Airflow DAG Deployment With S3

Tomas
4 min readJul 4, 2022

Overview

Using Airflow to schedule and execute tasks is done through Python code. In order to get that code to the Airflow execution environment (webserver/scheduler/workers) it needs to be on a filesystem that the components can read from.

When running Airflow on Kubernetes two common ways this is done are by creating a Docker image with the DAG code or using a local filesystem.

This is a quick guide on how to do this with a third option-deploying the DAGs to S3 and having Airflow pick them up from there.

Getting Files onto S3

To get the DAG files onto S3, a quick and easy way of doing this is with the AWS-CLI as part of a CI/CD pipeline.

aws s3 sync — delete /repo/dags s3://airflow/dags

From S3 to Airflow

This part is a little bit trickier with the three Airflow components each needing access to the DAG files.

Workers

Airflow Kubernetes workers are the simplest to deal with because updates aren’t a concern. When the pod starts it needs the latest DAGs files to begin executing the task but once it is up and running it doesn’t need them after that.

To get the files from S3 that just means running an `aws s3 cp -recursive` before the worker starts executing.

Here’s a snippet that does that as an init container in the worker pod template:

Scheduler

For the Airflow Scheduler the same init container can be used for when the scheduler pod comes up.

To handle updating the DAG files when there is a change use a side-car container to run the following:

aws s3 sync --exact-timestamps --delete s3://airflow/dags /mnt/dags

It’s import to include the `exact-timestamps` flag. Without it, the sync only looks at file sizes and can end up ignoring some updates.

Here’s an abbreviated sidecar definition for the scheduler:

Even though the init container and side-car containers do the same thing, it helps to include the init container so the scheduler pod doesn’t start running until all the DAG files have been downloaded.

Webservers

With DAG serialization (Airflow v1.10.10+) the webserver pulls the serialized DAGs from the DB now.

Pre-1.10.10, the same init and side-car containers from the scheduler can be used for the webserver pods.

Costs

S3 API: this is usually the bulk of the costs. With most of it coming from the List/Get calls the Airflow workers make when they spin up and pull down files.
S3 storage and transfer: should be minimal since there’s only a set of Python files to store and copy.

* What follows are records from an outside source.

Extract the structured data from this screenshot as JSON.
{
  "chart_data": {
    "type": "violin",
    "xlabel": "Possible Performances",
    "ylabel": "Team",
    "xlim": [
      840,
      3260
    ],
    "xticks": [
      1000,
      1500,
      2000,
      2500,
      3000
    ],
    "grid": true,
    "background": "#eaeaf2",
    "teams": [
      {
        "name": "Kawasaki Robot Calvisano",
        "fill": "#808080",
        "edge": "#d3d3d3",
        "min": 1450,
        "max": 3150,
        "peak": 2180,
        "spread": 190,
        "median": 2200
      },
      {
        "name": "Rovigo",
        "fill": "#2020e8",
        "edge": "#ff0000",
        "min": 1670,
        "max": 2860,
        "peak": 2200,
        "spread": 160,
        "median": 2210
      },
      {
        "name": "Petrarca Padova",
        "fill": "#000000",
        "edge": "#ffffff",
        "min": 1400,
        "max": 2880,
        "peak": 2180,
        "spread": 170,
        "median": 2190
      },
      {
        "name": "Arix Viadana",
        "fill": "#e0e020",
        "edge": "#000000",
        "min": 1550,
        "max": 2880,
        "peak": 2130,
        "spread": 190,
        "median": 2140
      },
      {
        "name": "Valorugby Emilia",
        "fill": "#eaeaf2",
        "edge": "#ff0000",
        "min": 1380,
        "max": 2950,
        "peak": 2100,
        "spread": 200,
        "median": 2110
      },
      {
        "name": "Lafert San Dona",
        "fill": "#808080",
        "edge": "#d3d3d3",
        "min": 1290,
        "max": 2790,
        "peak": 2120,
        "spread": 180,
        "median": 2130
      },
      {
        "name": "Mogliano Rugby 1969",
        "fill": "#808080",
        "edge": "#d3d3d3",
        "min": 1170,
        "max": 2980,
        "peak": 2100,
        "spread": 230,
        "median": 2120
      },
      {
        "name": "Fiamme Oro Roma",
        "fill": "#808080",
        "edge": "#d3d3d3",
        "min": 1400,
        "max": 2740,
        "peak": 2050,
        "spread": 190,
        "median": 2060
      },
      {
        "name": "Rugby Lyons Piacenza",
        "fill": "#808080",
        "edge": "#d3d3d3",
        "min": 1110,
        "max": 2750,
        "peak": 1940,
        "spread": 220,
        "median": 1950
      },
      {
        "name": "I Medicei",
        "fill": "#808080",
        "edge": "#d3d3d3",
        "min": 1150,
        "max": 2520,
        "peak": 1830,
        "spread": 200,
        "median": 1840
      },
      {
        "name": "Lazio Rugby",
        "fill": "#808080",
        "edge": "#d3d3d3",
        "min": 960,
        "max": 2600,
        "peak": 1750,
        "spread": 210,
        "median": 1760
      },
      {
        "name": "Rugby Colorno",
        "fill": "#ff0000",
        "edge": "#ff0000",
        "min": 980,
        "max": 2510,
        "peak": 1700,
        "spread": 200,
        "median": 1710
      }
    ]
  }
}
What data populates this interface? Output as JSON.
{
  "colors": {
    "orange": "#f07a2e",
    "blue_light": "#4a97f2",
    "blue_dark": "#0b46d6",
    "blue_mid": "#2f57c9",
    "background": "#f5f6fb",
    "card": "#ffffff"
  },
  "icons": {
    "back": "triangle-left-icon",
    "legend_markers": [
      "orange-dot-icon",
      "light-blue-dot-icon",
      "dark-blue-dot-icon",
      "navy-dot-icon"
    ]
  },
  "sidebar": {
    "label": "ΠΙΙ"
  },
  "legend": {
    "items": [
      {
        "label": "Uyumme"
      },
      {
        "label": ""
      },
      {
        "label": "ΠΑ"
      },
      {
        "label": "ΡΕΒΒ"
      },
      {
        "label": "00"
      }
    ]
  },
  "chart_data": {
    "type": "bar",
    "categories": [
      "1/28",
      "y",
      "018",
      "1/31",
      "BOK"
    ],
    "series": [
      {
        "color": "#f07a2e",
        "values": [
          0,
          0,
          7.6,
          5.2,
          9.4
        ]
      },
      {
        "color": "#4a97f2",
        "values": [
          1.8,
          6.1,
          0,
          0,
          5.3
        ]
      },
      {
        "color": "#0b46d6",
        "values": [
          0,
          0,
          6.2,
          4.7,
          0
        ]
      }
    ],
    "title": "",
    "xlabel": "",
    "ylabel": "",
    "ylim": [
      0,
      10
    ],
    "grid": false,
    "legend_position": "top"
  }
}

A couple options for minimizing the costs further:
- Bake the infrequently changing code (utils, custom operators) into a Docker image, then only have DAG and task definitions deployed through S3.
- Dynamically figuring out what files workers need to get based on the task they’ve been assigned.

Alternatives

Bake DAGs into a Docker image
This has the benefits of tidying things up into a single artifact-all of the DAGs with their dependencies are in a self contained image. A couple of the drawbacks for this are longer deploy times to build and upload the image as well as having to roll the scheduler/webserver pods to get the changes deployed.

Git Sync and Shared Filesystems
This is one of the other options supported by the Airflow Helm Chart. In this setup git-sync is used as an init-container to pull the current DAG definitions from a git repo. As the git history grows and the number of Airflow workers being run increases it can start to strain GitHub/GitLab in the form of API throttling and longer start up times.

One workaround to this is to use a shared filesystem on Kubernetes such as AWS EFS or GCP Filestore and only have one place where the git-syncs are run. This prevents API throttling and ensures everyone sees the same files on disk.

Some of the drawbacks with a shared filesystem solution:
- If not already in place, a new Kubernetes provisioner needs to be setup and deployed.
- Manage Git(Hub/Lab) permissions in addition to AWS permissions.
- Need to keep an eye out for Git(Hub/Lab) API and shared filesystem throttling.

S3 Fuse
It’s possible to mount the S3 dags through a Fuse filesystem on the Airflow pods. In practice it isn’t a good fit for this usecase because of performance reasons and Airflow’s disk access patterns. It was taking over a minute for the scheduler to parse/load all the DAG files. Similarly, workers were spending a long time to start executing.

Wrap up

Hope this helps and gives everyone yet another option for deploying their Airflow DAGs.